Michael Z. answered • 10/31/19
Mathematics Tutor
Note: I slightly changed the wording of this problem as it appears the original was a multiple choice answer.
A theater charges $5 for student tickets and $7 for adult tickets. They sold 75 tickets for a total of $425. Determine the number of student tickets and the number of adult tickets sold?
Step 1: Read the problem.
Do nothing else. We only want to get a general idea of the situation and what we are being asked to find.
Step 2: Define your variable(s)
The question at the end of the problem will help define our variables. I like to use variables that closely matches what we are trying to find. In this case, we need to find the number of student and adult tickets sold. So, let s=the number of student tickets sold and a=the number of adult tickets sold
Step 3: Set up your equation(s)
The number of equations you need to set up is the same as the number of variables you have. Since we have two variables, s and a, we will need two equations. Re-read the problem and use the information to create our equations.
The first thing we read is "A theater charges $5 for student tickets and $7 for adult tickets" Convert this into an algebraic expression representing the total amount a theater received from student and adult ticket sales.
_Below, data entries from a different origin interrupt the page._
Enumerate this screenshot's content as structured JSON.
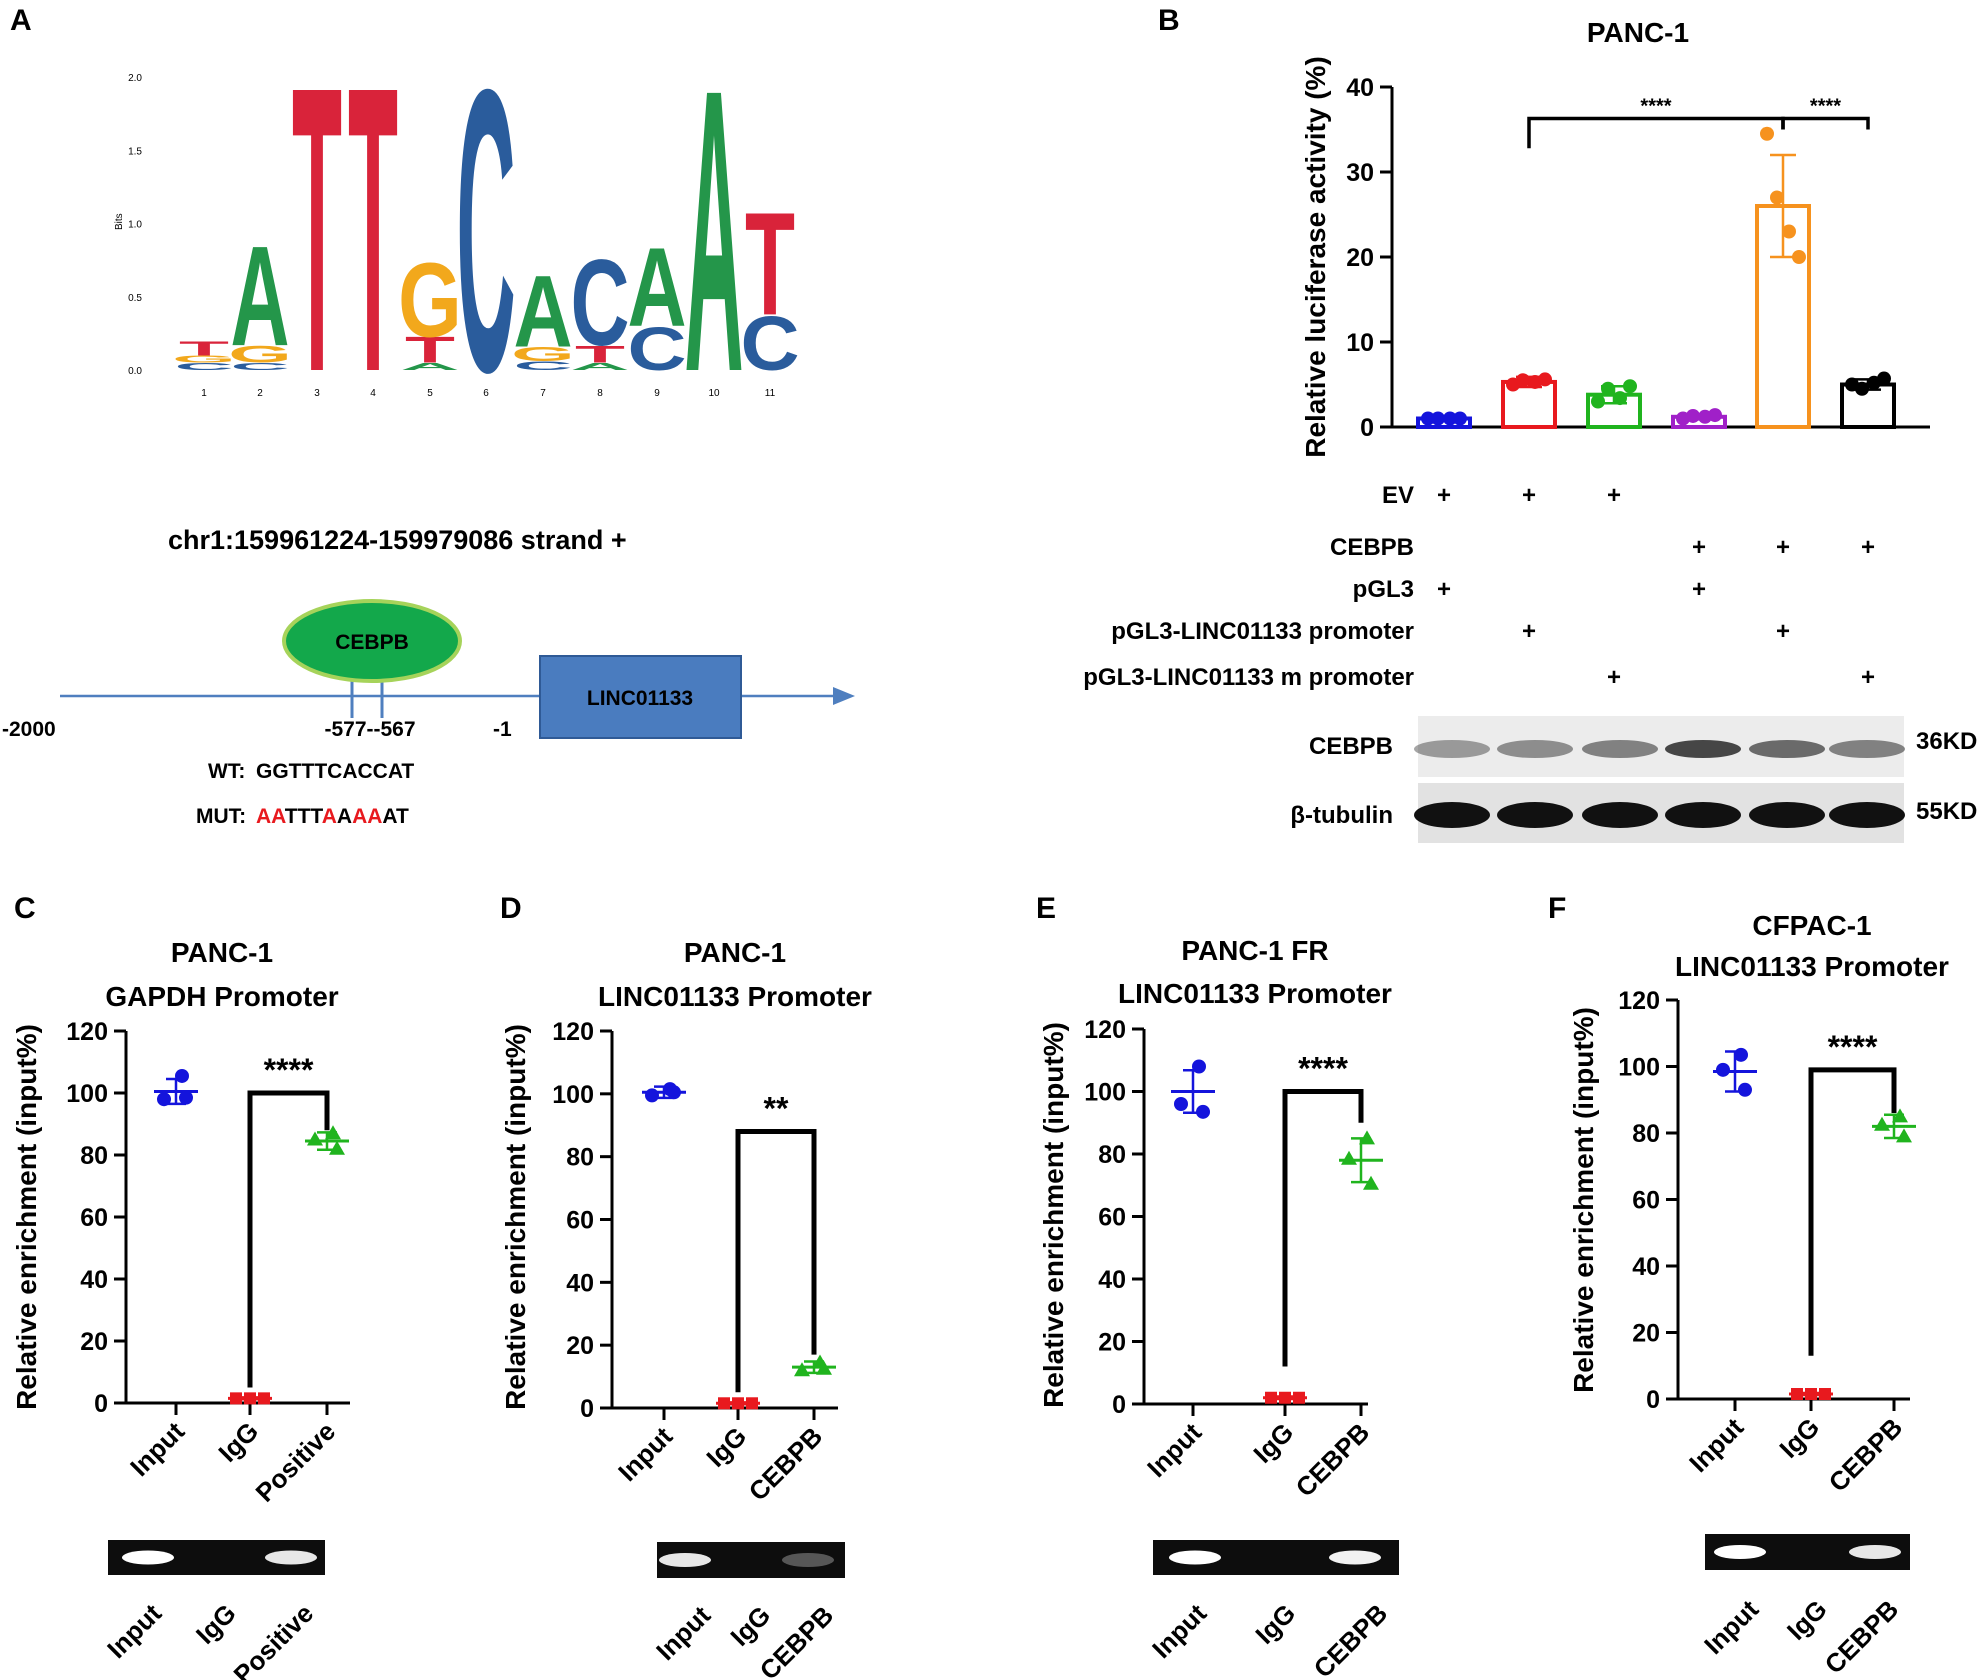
{
  "panels": {
    "A": "A",
    "B": "B",
    "C": "C",
    "D": "D",
    "E": "E",
    "F": "F"
  },
  "colors": {
    "blue": "#1414dc",
    "red": "#e8191e",
    "green": "#20b41e",
    "purple": "#a020c8",
    "orange": "#f6921e",
    "black": "#000000",
    "logo_A": "#24964a",
    "logo_C": "#2a5c9c",
    "logo_G": "#f2a81c",
    "logo_T": "#d9233a",
    "promoter_line": "#4f7fbf",
    "box_fill": "#4a7cbf",
    "ellipse_fill": "#13a84b",
    "ellipse_stroke": "#a6d35a"
  },
  "panel_a": {
    "logo": {
      "y_axis_label": "Bits",
      "y_ticks": [
        "0.0",
        "0.5",
        "1.0",
        "1.5",
        "2.0"
      ],
      "positions": [
        "1",
        "2",
        "3",
        "4",
        "5",
        "6",
        "7",
        "8",
        "9",
        "10",
        "11"
      ],
      "letters": [
        {
          "pos": 1,
          "stack": [
            "C",
            "G",
            "T"
          ]
        },
        {
          "pos": 2,
          "stack": [
            "C",
            "G",
            "A"
          ]
        },
        {
          "pos": 3,
          "stack": [
            "T"
          ]
        },
        {
          "pos": 4,
          "stack": [
            "T"
          ]
        },
        {
          "pos": 5,
          "stack": [
            "A",
            "T",
            "G"
          ]
        },
        {
          "pos": 6,
          "stack": [
            "C"
          ]
        },
        {
          "pos": 7,
          "stack": [
            "C",
            "G",
            "A"
          ]
        },
        {
          "pos": 8,
          "stack": [
            "A",
            "T",
            "C"
          ]
        },
        {
          "pos": 9,
          "stack": [
            "C",
            "A"
          ]
        },
        {
          "pos": 10,
          "stack": [
            "A"
          ]
        },
        {
          "pos": 11,
          "stack": [
            "C",
            "T"
          ]
        }
      ]
    },
    "locus": "chr1:159961224-159979086  strand +",
    "tf_label": "CEBPB",
    "gene_label": "LINC01133",
    "pos_left": "-2000",
    "pos_site": "-577--567",
    "pos_tss": "-1",
    "wt_prefix": "WT:",
    "wt_seq": "GGTTTCACCAT",
    "mut_prefix": "MUT:",
    "mut_seq_parts": [
      {
        "t": "AA",
        "mut": true
      },
      {
        "t": "TTT",
        "mut": false
      },
      {
        "t": "A",
        "mut": true
      },
      {
        "t": "A",
        "mut": false
      },
      {
        "t": "AA",
        "mut": true
      },
      {
        "t": "AT",
        "mut": false
      }
    ]
  },
  "panel_b": {
    "title": "PANC-1",
    "ylabel": "Relative luciferase activity (%)",
    "rows": [
      {
        "label": "EV",
        "marks": [
          "+",
          "+",
          "+",
          "",
          "",
          ""
        ]
      },
      {
        "label": "CEBPB",
        "marks": [
          "",
          "",
          "",
          "+",
          "+",
          "+"
        ]
      },
      {
        "label": "pGL3",
        "marks": [
          "+",
          "",
          "",
          "+",
          "",
          ""
        ]
      },
      {
        "label": "pGL3-LINC01133  promoter",
        "marks": [
          "",
          "+",
          "",
          "",
          "+",
          ""
        ]
      },
      {
        "label": "pGL3-LINC01133  m promoter",
        "marks": [
          "",
          "",
          "+",
          "",
          "",
          "+"
        ]
      }
    ],
    "blot": [
      {
        "label": "CEBPB",
        "kd": "36KD"
      },
      {
        "label": "β-tubulin",
        "kd": "55KD"
      }
    ]
  },
  "chart_data": [
    {
      "panel": "B",
      "type": "bar",
      "title": "PANC-1",
      "ylabel": "Relative luciferase activity (%)",
      "ylim": [
        0,
        40
      ],
      "yticks": [
        0,
        10,
        20,
        30,
        40
      ],
      "groups": [
        {
          "mean": 1.0,
          "sd": 0.2,
          "points": [
            1.0,
            1.0,
            1.0,
            1.0
          ],
          "color": "#1414dc"
        },
        {
          "mean": 5.3,
          "sd": 0.6,
          "points": [
            5.0,
            5.5,
            5.3,
            5.6
          ],
          "color": "#e8191e"
        },
        {
          "mean": 3.8,
          "sd": 1.0,
          "points": [
            3.0,
            4.5,
            3.4,
            4.8
          ],
          "color": "#20b41e"
        },
        {
          "mean": 1.2,
          "sd": 0.3,
          "points": [
            1.0,
            1.3,
            1.2,
            1.4
          ],
          "color": "#a020c8"
        },
        {
          "mean": 26.0,
          "sd": 6.0,
          "points": [
            34.5,
            27.0,
            23.0,
            20.0
          ],
          "color": "#f6921e"
        },
        {
          "mean": 5.0,
          "sd": 0.6,
          "points": [
            5.0,
            4.5,
            5.2,
            5.7
          ],
          "color": "#000000"
        }
      ],
      "significance": [
        {
          "from": 1,
          "to": 4,
          "label": "****"
        },
        {
          "from": 4,
          "to": 5,
          "label": "****"
        }
      ]
    },
    {
      "panel": "C",
      "type": "scatter",
      "title": [
        "PANC-1",
        "GAPDH Promoter"
      ],
      "ylabel": "Relative enrichment (input%)",
      "ylim": [
        0,
        120
      ],
      "yticks": [
        0,
        20,
        40,
        60,
        80,
        100,
        120
      ],
      "categories": [
        "Input",
        "IgG",
        "Positive"
      ],
      "groups": [
        {
          "marker": "circle",
          "color": "#1414dc",
          "mean": 100.5,
          "sd": 4.0,
          "points": [
            105.5,
            98.0,
            98.5
          ]
        },
        {
          "marker": "square",
          "color": "#e8191e",
          "mean": 1.5,
          "sd": 0.3,
          "points": [
            1.5,
            1.5,
            1.5
          ]
        },
        {
          "marker": "triangle",
          "color": "#20b41e",
          "mean": 84.5,
          "sd": 2.8,
          "points": [
            87.0,
            85.0,
            82.0
          ]
        }
      ],
      "significance": {
        "label": "****",
        "top": 100,
        "left_base": 5,
        "right_base": 88
      },
      "gel_labels": [
        "Input",
        "IgG",
        "Positive"
      ]
    },
    {
      "panel": "D",
      "type": "scatter",
      "title": [
        "PANC-1",
        "LINC01133 Promoter"
      ],
      "ylabel": "Relative enrichment (input%)",
      "ylim": [
        0,
        120
      ],
      "yticks": [
        0,
        20,
        40,
        60,
        80,
        100,
        120
      ],
      "categories": [
        "Input",
        "IgG",
        "CEBPB"
      ],
      "groups": [
        {
          "marker": "circle",
          "color": "#1414dc",
          "mean": 100.5,
          "sd": 1.8,
          "points": [
            101.5,
            99.5,
            100.5
          ]
        },
        {
          "marker": "square",
          "color": "#e8191e",
          "mean": 1.5,
          "sd": 0.3,
          "points": [
            1.5,
            1.5,
            1.5
          ]
        },
        {
          "marker": "triangle",
          "color": "#20b41e",
          "mean": 13.0,
          "sd": 1.8,
          "points": [
            14.5,
            12.0,
            12.5
          ]
        }
      ],
      "significance": {
        "label": "**",
        "top": 88,
        "left_base": 5,
        "right_base": 17
      },
      "gel_labels": [
        "Input",
        "IgG",
        "CEBPB"
      ]
    },
    {
      "panel": "E",
      "type": "scatter",
      "title": [
        "PANC-1 FR",
        "LINC01133 Promoter"
      ],
      "ylabel": "Relative enrichment (input%)",
      "ylim": [
        0,
        120
      ],
      "yticks": [
        0,
        20,
        40,
        60,
        80,
        100,
        120
      ],
      "categories": [
        "Input",
        "IgG",
        "CEBPB"
      ],
      "groups": [
        {
          "marker": "circle",
          "color": "#1414dc",
          "mean": 100.0,
          "sd": 6.8,
          "points": [
            108.0,
            96.0,
            93.5
          ]
        },
        {
          "marker": "square",
          "color": "#e8191e",
          "mean": 2.0,
          "sd": 0.4,
          "points": [
            2.0,
            2.0,
            2.0
          ]
        },
        {
          "marker": "triangle",
          "color": "#20b41e",
          "mean": 78.0,
          "sd": 7.0,
          "points": [
            85.0,
            78.5,
            70.5
          ]
        }
      ],
      "significance": {
        "label": "****",
        "top": 100,
        "left_base": 12,
        "right_base": 90
      },
      "gel_labels": [
        "Input",
        "IgG",
        "CEBPB"
      ]
    },
    {
      "panel": "F",
      "type": "scatter",
      "title": [
        "CFPAC-1",
        "LINC01133 Promoter"
      ],
      "ylabel": "Relative enrichment (input%)",
      "ylim": [
        0,
        120
      ],
      "yticks": [
        0,
        20,
        40,
        60,
        80,
        100,
        120
      ],
      "categories": [
        "Input",
        "IgG",
        "CEBPB"
      ],
      "groups": [
        {
          "marker": "circle",
          "color": "#1414dc",
          "mean": 98.5,
          "sd": 6.0,
          "points": [
            103.5,
            99.0,
            93.0
          ]
        },
        {
          "marker": "square",
          "color": "#e8191e",
          "mean": 1.5,
          "sd": 0.3,
          "points": [
            1.5,
            1.5,
            1.5
          ]
        },
        {
          "marker": "triangle",
          "color": "#20b41e",
          "mean": 82.0,
          "sd": 3.5,
          "points": [
            85.0,
            82.5,
            79.0
          ]
        }
      ],
      "significance": {
        "label": "****",
        "top": 99,
        "left_base": 13,
        "right_base": 86
      },
      "gel_labels": [
        "Input",
        "IgG",
        "CEBPB"
      ]
    }
  ]
}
We get 5s (for $5 per student ticket sale) and 7a (for $7 per adult ticket sale. Add them together and we get the total amount the theater received from ticket sales
5s + 7a
The next line tells us we sold 75 tickets for a total of $425. Since our above expression deals with money, we will ignore the sold 75 tickets (for now) and complete our equation with a total of $425. So now we have our first equation:
5s + 7a = 425
We will create our second equation in the same fashion. We now come back to the "sold 75 tickets" that we previously ignored. Now we are talking about the number of tickets sold. By definition, our variables are the number of student and adult tickets sold. Add those two variables together and they equal 75. Our second equation is:
s + a = 75
We now have our two equations that form a system of equations.
5s + 7a = 425
s + a = 75
There are several ways we can use to solve this system of equations. They are graphically, substitution, and elimination. Given that at least one variable doesn't have a number in front of it, substitution would be the easiest method to use. The goal now is to solve one of the equations for one variable. Both variables of the second equation are by themselves, so pick one variable to solve. I choose to solve for s by subtracting a from both sides of the second equation. I now have:
s = 75 - a
Substitute our new value of s into the first equation.
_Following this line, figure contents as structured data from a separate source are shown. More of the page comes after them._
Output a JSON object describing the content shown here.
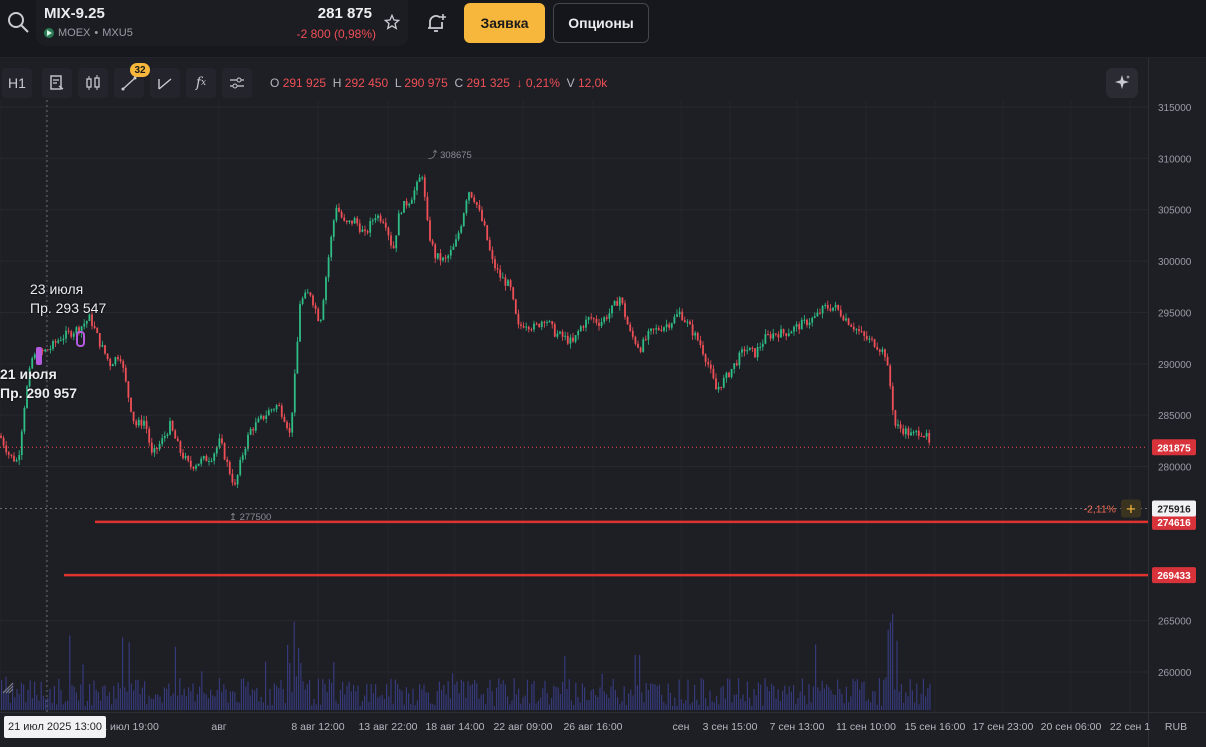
{
  "header": {
    "ticker": "MIX-9.25",
    "exchange": "MOEX",
    "code": "MXU5",
    "separator": "•",
    "price": "281 875",
    "change": "-2 800 (0,98%)",
    "order_label": "Заявка",
    "options_label": "Опционы"
  },
  "toolbar": {
    "interval": "H1",
    "badge": "32",
    "fx_label": "f",
    "fx_sub": "x"
  },
  "ohlc": {
    "o_label": "O",
    "o": "291 925",
    "h_label": "H",
    "h": "292 450",
    "l_label": "L",
    "l": "290 975",
    "c_label": "C",
    "c": "291 325",
    "chg": "0,21%",
    "v_label": "V",
    "v": "12,0k"
  },
  "annotations": {
    "a1_date": "23 июля",
    "a1_price": "Пр. 293 547",
    "a2_date": "21 июля",
    "a2_price": "Пр. 290 957",
    "max_label": "308675",
    "min_label": "277500"
  },
  "price_labels": {
    "current": "281875",
    "cursor": "275916",
    "line1": "274616",
    "line2": "269433",
    "cursor_pct": "-2,11%"
  },
  "time_axis": {
    "cursor_date": "21 июл 2025 13:00",
    "currency": "RUB",
    "ticks": [
      "1 июл 19:00",
      "авг",
      "8 авг 12:00",
      "13 авг 22:00",
      "18 авг 14:00",
      "22 авг 09:00",
      "26 авг 16:00",
      "сен",
      "3 сен 15:00",
      "7 сен 13:00",
      "11 сен 10:00",
      "15 сен 16:00",
      "17 сен 23:00",
      "20 сен 06:00",
      "22 сен 1"
    ]
  },
  "chart_data": {
    "type": "candlestick",
    "y_ticks": [
      315000,
      310000,
      305000,
      300000,
      295000,
      290000,
      285000,
      280000,
      265000,
      260000
    ],
    "ylim": [
      257500,
      317500
    ],
    "last_price": 281875,
    "horizontal_lines": [
      274616,
      269433
    ],
    "high": 308675,
    "low": 277500,
    "close_path": [
      [
        0,
        283000
      ],
      [
        10,
        281000
      ],
      [
        18,
        280500
      ],
      [
        25,
        286500
      ],
      [
        32,
        290500
      ],
      [
        40,
        291000
      ],
      [
        50,
        291500
      ],
      [
        60,
        292500
      ],
      [
        70,
        293000
      ],
      [
        80,
        293547
      ],
      [
        90,
        294500
      ],
      [
        100,
        292000
      ],
      [
        110,
        290000
      ],
      [
        120,
        291000
      ],
      [
        128,
        287000
      ],
      [
        135,
        284000
      ],
      [
        145,
        284500
      ],
      [
        152,
        281000
      ],
      [
        162,
        282500
      ],
      [
        170,
        284000
      ],
      [
        180,
        281500
      ],
      [
        190,
        280000
      ],
      [
        200,
        280500
      ],
      [
        212,
        281000
      ],
      [
        220,
        282500
      ],
      [
        228,
        280000
      ],
      [
        235,
        278000
      ],
      [
        242,
        281000
      ],
      [
        250,
        283500
      ],
      [
        260,
        284500
      ],
      [
        270,
        285500
      ],
      [
        278,
        286000
      ],
      [
        286,
        284500
      ],
      [
        290,
        283000
      ],
      [
        296,
        290000
      ],
      [
        300,
        296000
      ],
      [
        310,
        297000
      ],
      [
        320,
        294000
      ],
      [
        328,
        300000
      ],
      [
        336,
        305500
      ],
      [
        345,
        303500
      ],
      [
        355,
        304000
      ],
      [
        365,
        302500
      ],
      [
        375,
        304500
      ],
      [
        385,
        304000
      ],
      [
        393,
        301000
      ],
      [
        400,
        305000
      ],
      [
        410,
        306000
      ],
      [
        418,
        307500
      ],
      [
        422,
        308675
      ],
      [
        428,
        303000
      ],
      [
        435,
        300500
      ],
      [
        445,
        300000
      ],
      [
        455,
        301500
      ],
      [
        462,
        304000
      ],
      [
        468,
        307000
      ],
      [
        475,
        306000
      ],
      [
        485,
        303000
      ],
      [
        492,
        300000
      ],
      [
        500,
        298500
      ],
      [
        510,
        297500
      ],
      [
        518,
        293500
      ],
      [
        525,
        294000
      ],
      [
        535,
        293500
      ],
      [
        545,
        294500
      ],
      [
        555,
        293000
      ],
      [
        565,
        292500
      ],
      [
        573,
        292000
      ],
      [
        580,
        293500
      ],
      [
        590,
        294500
      ],
      [
        600,
        294000
      ],
      [
        610,
        295000
      ],
      [
        620,
        296500
      ],
      [
        630,
        293000
      ],
      [
        640,
        291500
      ],
      [
        650,
        293000
      ],
      [
        660,
        293500
      ],
      [
        670,
        294000
      ],
      [
        680,
        295000
      ],
      [
        690,
        293500
      ],
      [
        700,
        292000
      ],
      [
        708,
        290000
      ],
      [
        716,
        287500
      ],
      [
        725,
        288500
      ],
      [
        735,
        290000
      ],
      [
        745,
        291500
      ],
      [
        755,
        291000
      ],
      [
        765,
        292500
      ],
      [
        775,
        293000
      ],
      [
        785,
        293000
      ],
      [
        795,
        293500
      ],
      [
        805,
        294000
      ],
      [
        815,
        294500
      ],
      [
        825,
        295500
      ],
      [
        835,
        295500
      ],
      [
        845,
        294500
      ],
      [
        855,
        293500
      ],
      [
        865,
        292500
      ],
      [
        875,
        292000
      ],
      [
        885,
        291000
      ],
      [
        890,
        288000
      ],
      [
        895,
        284000
      ],
      [
        905,
        283500
      ],
      [
        912,
        283000
      ],
      [
        920,
        283500
      ],
      [
        926,
        283000
      ],
      [
        930,
        281875
      ]
    ]
  }
}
5(75 - a) + 7a = 425 Solve for a
375 - 5a + 7a = 425 Distribution Property
375 + 2a = 425 Combine like terms
2a = 50 Subtract 300 from both sides
a = 25 We found the value of a
Now find the value of s by substituting the value of a in one of our equations above.
s = 75 - a
s = 75 - 25
s = 50
We now have a = 25 and s = 50. But are they correct? Check your answer by plugging our found values into each of our original equations. If we get true statements from each one, we are correct.
5s + 7a = 425 s + a = 75
5(50) + 7(25) = 425 50 + 25 = 75
250 + 175 = 425 75 = 75 TRUE
425 = 425 TRUE
WE DID IT!!!!
The theater sold 50 student tickets and 25 adult tickets.
P.S. If we had a list of multiple choices, we would have picked the one with our system of equations we created.